Dolayısıyla müzik seçimi, oyuncu seçimi
ve aydınlatma anlamında bir tekrarın var olduğu kesin. Ama yinelenen ögeler
yalnızca bununla sınırlı değil. Seçtiği konuyu işleyiş biçimiyle de önceki
filmlerini yineliyor yönetmen. Ferzan Özpetek her zaman geçmiş ve geçmişi
çağrıştıran nesne ve kişilerle ilgili kafa yormuş bir yönetmendir. Şahane Misafir’de de Pietro’nun kiraladığı ev
onun II. Dünya Savaşı dönemiyle ve o dönemin sırlarıyla buluşmasını sağlıyor.
Evin dekorasyonunda var olan yaşanmışlık duygusu yine tekrar eden ögelerden
biri.

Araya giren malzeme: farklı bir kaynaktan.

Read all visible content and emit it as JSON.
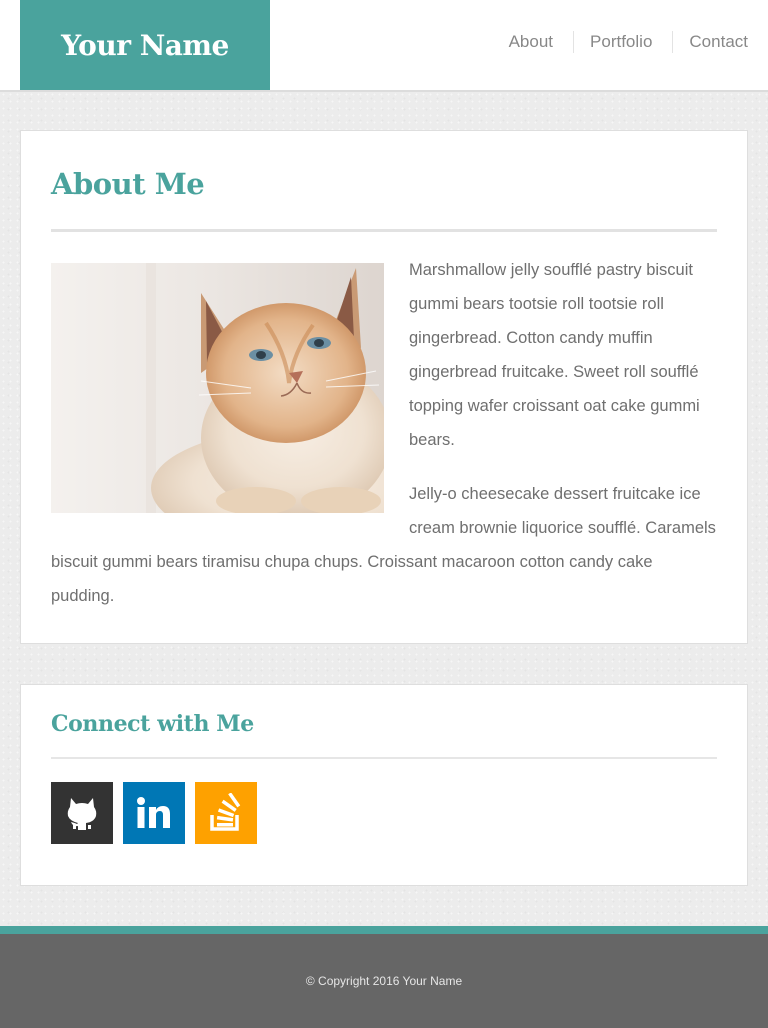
{
  "header": {
    "logo_text": "Your Name",
    "nav": [
      {
        "label": "About"
      },
      {
        "label": "Portfolio"
      },
      {
        "label": "Contact"
      }
    ]
  },
  "about": {
    "title": "About Me",
    "paragraph_1": "Marshmallow jelly soufflé pastry biscuit gummi bears tootsie roll tootsie roll gingerbread. Cotton candy muffin gingerbread fruitcake. Sweet roll soufflé topping wafer croissant oat cake gummi bears.",
    "paragraph_2": "Jelly-o cheesecake dessert fruitcake ice cream brownie liquorice soufflé. Caramels biscuit gummi bears tiramisu chupa chups. Croissant macaroon cotton candy cake pudding."
  },
  "connect": {
    "title": "Connect with Me",
    "links": [
      {
        "icon": "github-icon",
        "color": "#333333"
      },
      {
        "icon": "linkedin-icon",
        "color": "#0077b5"
      },
      {
        "icon": "stackoverflow-icon",
        "color": "#fea100"
      }
    ]
  },
  "footer": {
    "copyright": "© Copyright 2016 Your Name"
  },
  "colors": {
    "accent": "#4aa39d",
    "footer_bg": "#666666"
  }
}
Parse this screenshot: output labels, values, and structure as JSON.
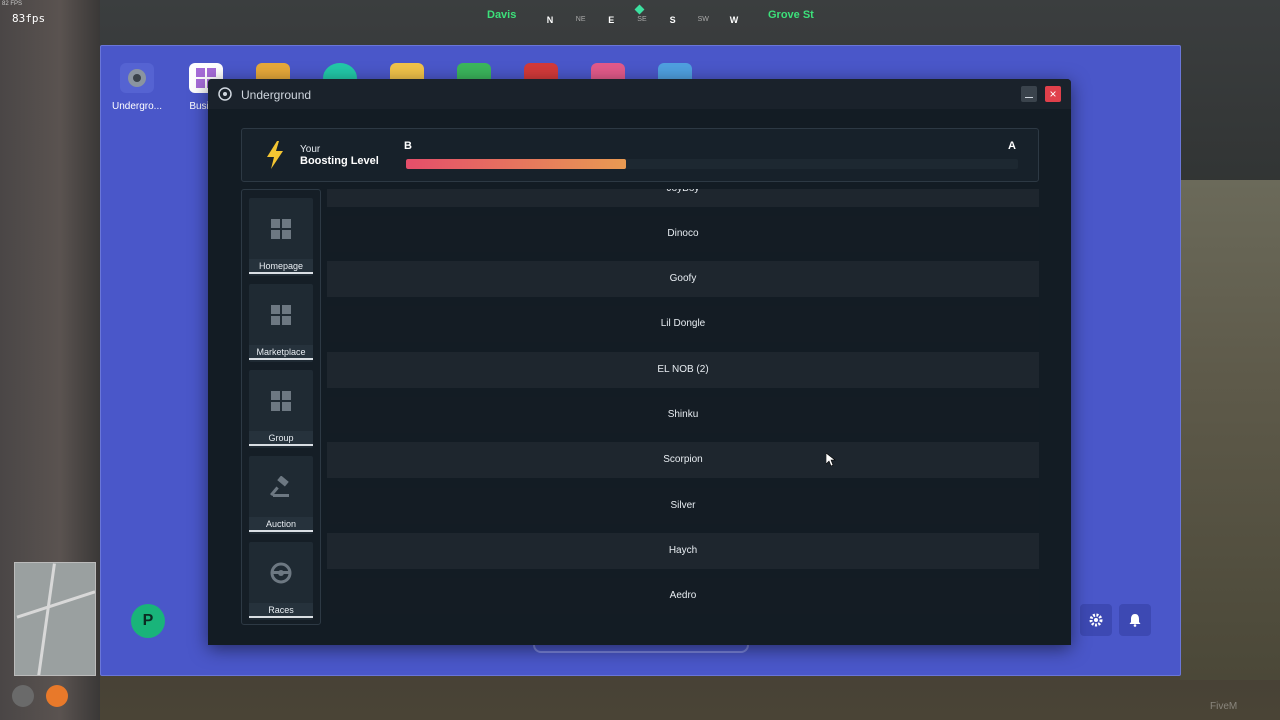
{
  "hud": {
    "fps_small": "82 FPS",
    "fps": "83fps",
    "compass": {
      "street_left": "Davis",
      "street_right": "Grove St",
      "directions": [
        "N",
        "NE",
        "E",
        "SE",
        "S",
        "SW",
        "W"
      ]
    },
    "watermark": "FiveM"
  },
  "desktop": {
    "icons": [
      {
        "label": "Undergro..."
      },
      {
        "label": "Busin..."
      }
    ]
  },
  "window": {
    "title": "Underground",
    "close_label": "×"
  },
  "boosting": {
    "your_label": "Your",
    "level_label": "Boosting Level",
    "current_grade": "B",
    "next_grade": "A",
    "progress": 0.36
  },
  "sidebar": {
    "items": [
      {
        "label": "Homepage",
        "icon": "grid-icon"
      },
      {
        "label": "Marketplace",
        "icon": "grid-icon"
      },
      {
        "label": "Group",
        "icon": "grid-icon"
      },
      {
        "label": "Auction",
        "icon": "gavel-icon"
      },
      {
        "label": "Races",
        "icon": "steering-wheel-icon"
      }
    ]
  },
  "contracts": {
    "rows": [
      "JoyBoy",
      "Dinoco",
      "Goofy",
      "Lil Dongle",
      "EL NOB (2)",
      "Shinku",
      "Scorpion",
      "Silver",
      "Haych",
      "Aedro"
    ]
  },
  "dock": {
    "logo_letter": "P"
  },
  "colors": {
    "tablet": "#4a57c9",
    "window_bg": "#131c24",
    "progress_start": "#e44e6a",
    "progress_end": "#e89a52",
    "street_name": "#3ce07a",
    "close": "#e0404b"
  }
}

Yaşlı insanlar Ferzan Özpetek
filmlerinde hep erdemli, yol gösteren kişiler olarak belirirler. Burada
Pietro’nun beklenmedik konukları genç bedenler içinde olsalar da aslında yaşlı
kimseler. Gerçek anlamda yaşlı bir karakter olarak izleyicinin karşısına çıkan
Livia karakteri ise Özpetek’in sözünü ettiğim yaşlılık kavramına pek uymuyor.
Bu açıdan sıradışı bir örnek olduğunu söyleyebilirim. Eşcinsellik ima düzeyin
de bile olsa Ferzan Özpetek’in ele almaktan vazgeçmediği temalardan biri.
Nitekim bu filmde de Pietro’nun Massimo’ya olan aşkı ve Paolo’nun Pietro’ya
ilgisi üzerinden bu konu gündeme geliyor. Yalnızca travestilerden oluşan
atölyeye ilişkin çok eleştiri yapıldı. Oysa ben çok masalsı buldum filmin o sekansını.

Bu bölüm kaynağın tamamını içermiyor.